The embedding, \({{\bf{E}}}\), determines a single vector of amino acid concentration values across all \(i=1\) to \(\alpha\) plasma proteins by performing a linear combination of their \({a}_{n}\) values with their proportional composition within the plasma protein mixture, \({\beta }_{i}\). Therefore, every individual is represented by a unique datapoint within the n-dimensional space.

Machine learning analyses

The linear discriminant, quadratic discriminant, ensemble subspace discriminant, and weighted K-nearest neighbour classifiers were performed and evaluated. The ensemble subspace discriminant classifier operates by leveraging weak learners to sample data from a subset of available predictor dimensions, average the score predictions generated by these weak learners, and classify samples into the category that receives the highest score. Here, we employed 30 weak learners to sample 3 out of 5 possible AACS dimension predictors. K-fold cross-validation was used to ensure that our classifier would generalise well to unseen validation data, especially given the challenge posed by small to moderate sample sizes.

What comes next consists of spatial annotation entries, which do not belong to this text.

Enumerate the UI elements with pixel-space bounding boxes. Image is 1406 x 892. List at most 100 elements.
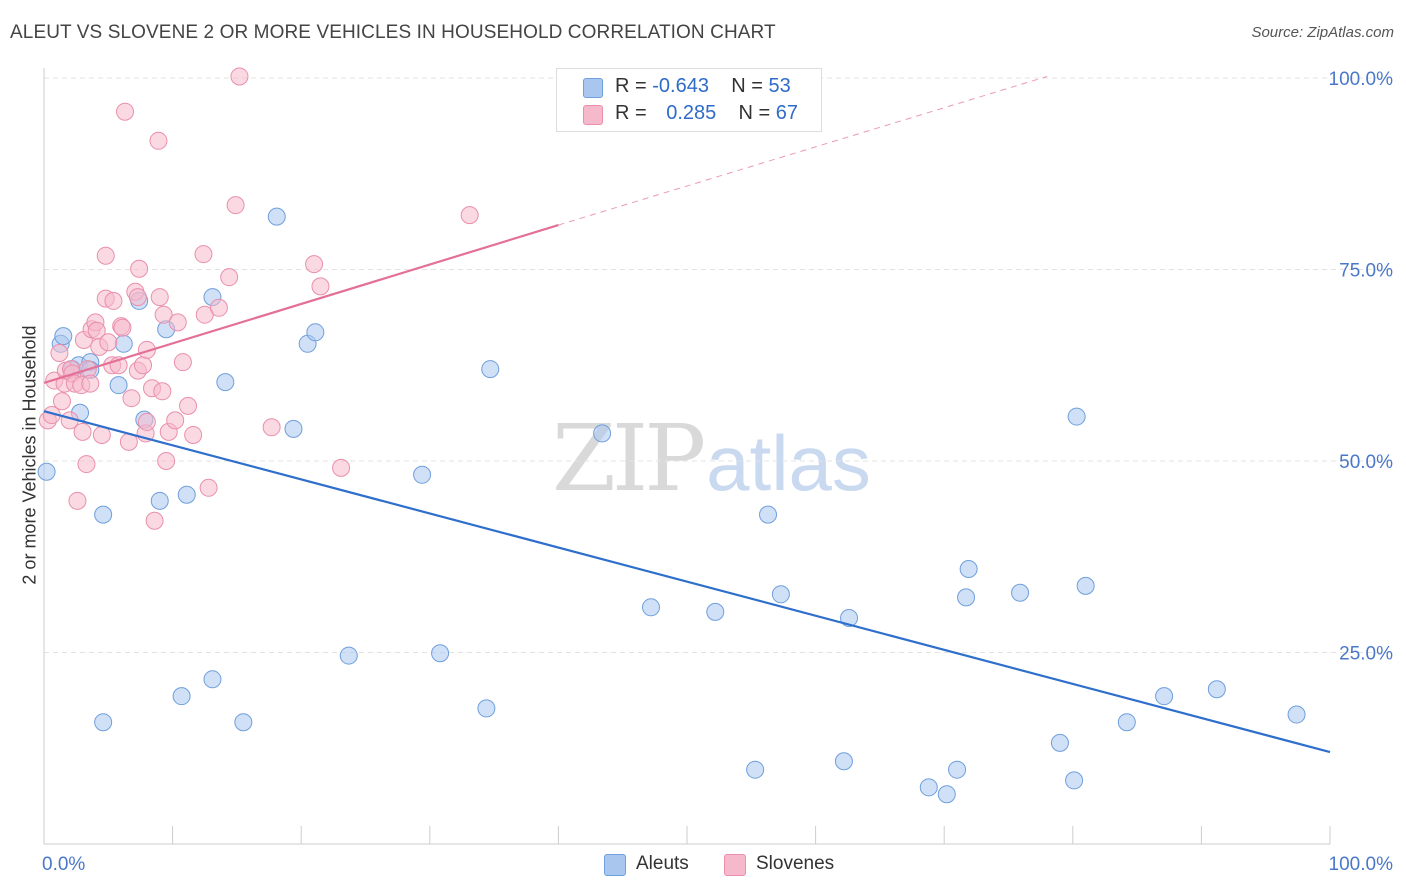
aleuts-point [834,752,853,771]
aleuts-point [413,465,432,484]
slovenes-point [137,412,156,431]
slovenes-point [173,353,192,372]
slovenes-point [460,206,479,225]
y-tick-label: 50.0% [1339,452,1393,473]
aleuts-point [306,323,325,342]
aleuts-point [114,334,133,353]
legend-n-label: N = [738,102,771,124]
aleuts-point [339,646,358,665]
slovenes-point [311,277,330,296]
y-tick-label: 25.0% [1339,644,1393,665]
legend-n-value: 53 [768,75,791,97]
x-tick-label: 100.0% [1329,854,1394,875]
aleuts-point [957,588,976,607]
slovenes-point [157,452,176,470]
slovenes-point [99,333,118,352]
chart-title: ALEUT VS SLOVENE 2 OR MORE VEHICLES IN H… [10,22,776,43]
aleuts-point [54,327,73,346]
aleuts-point [94,505,113,524]
legend-swatch-slovenes [583,105,603,125]
aleuts-point [431,644,450,663]
aleuts-point [919,778,938,797]
slovenes-point [150,288,169,307]
aleuts-point [37,462,56,481]
slovenes-point [104,291,123,310]
legend-row-slovenes: R = 0.285 N = 67 [557,100,821,128]
aleuts-point [284,419,303,438]
slovenes-point [134,356,153,375]
slovenes-point [77,455,96,474]
slovenes-point [122,389,141,408]
aleuts-point [1050,733,1069,752]
aleuts-point [1117,713,1136,732]
slovenes-point [116,102,135,121]
legend-swatch-aleuts [583,78,603,98]
slovenes-point [130,259,149,278]
slovenes-point [73,422,92,441]
slovenes-point [179,396,198,415]
slovenes-point [199,478,218,497]
x-tick-label: 0.0% [42,854,85,875]
legend-r-label: R = [615,102,647,124]
aleuts-point [959,560,978,579]
slovenes-point [53,392,72,411]
aleuts-point [481,360,500,379]
legend-row-aleuts: R = -0.643 N = 53 [557,73,821,101]
legend-text-slovenes: R = 0.285 N = 67 [615,102,798,125]
slovenes-point [68,491,87,510]
slovenes-point [209,298,228,317]
slovenes-point [305,255,324,274]
aleuts-point [641,598,660,617]
slovenes-point [137,340,156,359]
data-points [37,67,1306,804]
slovenes-trend-line [43,224,559,384]
aleuts-point [840,609,859,628]
slovenes-point [262,418,281,437]
aleuts-point [477,699,496,718]
correlation-legend: R = -0.643 N = 53 R = 0.285 N = 67 [556,68,822,132]
slovenes-point [153,382,172,401]
aleuts-point [267,207,286,226]
legend-r-label: R = [615,75,647,97]
aleuts-point [94,713,113,732]
legend-label-slovenes: Slovenes [756,853,835,874]
aleuts-point [216,373,235,392]
x-tick-marks [43,826,1331,844]
slovenes-point [81,374,100,393]
slovenes-point [96,246,115,265]
aleuts-point [172,687,191,706]
slovenes-trend-extension [558,75,1048,226]
slovenes-point [226,196,245,215]
series-legend: Aleuts Slovenes [0,852,1406,878]
y-tick-label: 75.0% [1339,261,1393,282]
slovenes-point [166,411,185,430]
legend-r-value: -0.643 [652,75,709,97]
legend-label-aleuts: Aleuts [636,853,689,874]
aleuts-point [746,760,765,779]
slovenes-point [332,458,351,477]
aleuts-point [1067,407,1086,426]
aleuts-point [1207,680,1226,699]
trend-lines [43,75,1331,754]
aleuts-point [150,491,169,510]
tick-labels: 25.0% 50.0% 75.0% 100.0% 0.0% 100.0% [42,69,1393,875]
legend-swatch-slovenes [724,854,746,876]
aleuts-point [937,785,956,804]
aleuts-point [706,602,725,621]
aleuts-point [1287,705,1306,724]
slovenes-point [149,131,168,150]
slovenes-point [154,305,173,324]
legend-swatch-aleuts [604,854,626,876]
slovenes-point [230,67,249,86]
legend-n-label: N = [731,75,763,97]
aleuts-point [1155,687,1174,706]
aleuts-point [203,670,222,689]
slovenes-point [128,288,147,307]
slovenes-point [194,245,213,264]
aleuts-point [1011,583,1030,602]
legend-r-value: 0.285 [666,102,717,124]
legend-n-value: 67 [775,102,799,124]
aleuts-point [759,505,778,524]
aleuts-point [234,713,253,732]
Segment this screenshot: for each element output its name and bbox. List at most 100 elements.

Statistics & reproducibility

All statistical analyses were performed using MATLAB (R2023a) or the Python programming language (version 3.10.9). MANOVA methods were conducted using the ‘MANOVA’ function from the statsmodels package. No statistical method was used to predetermine sample size. All collected data were included in the analyses, and no data were excluded. Randomisation and blinding were not applied, as they were not applicable to the design and objectives of this study. Detailed sample sizes and statistical test results are provided in the figure legends and relevant sections of the manuscript.

Reporting summary

Further information on research design is available in the Nature Portfolio Reporting Summary linked to this article.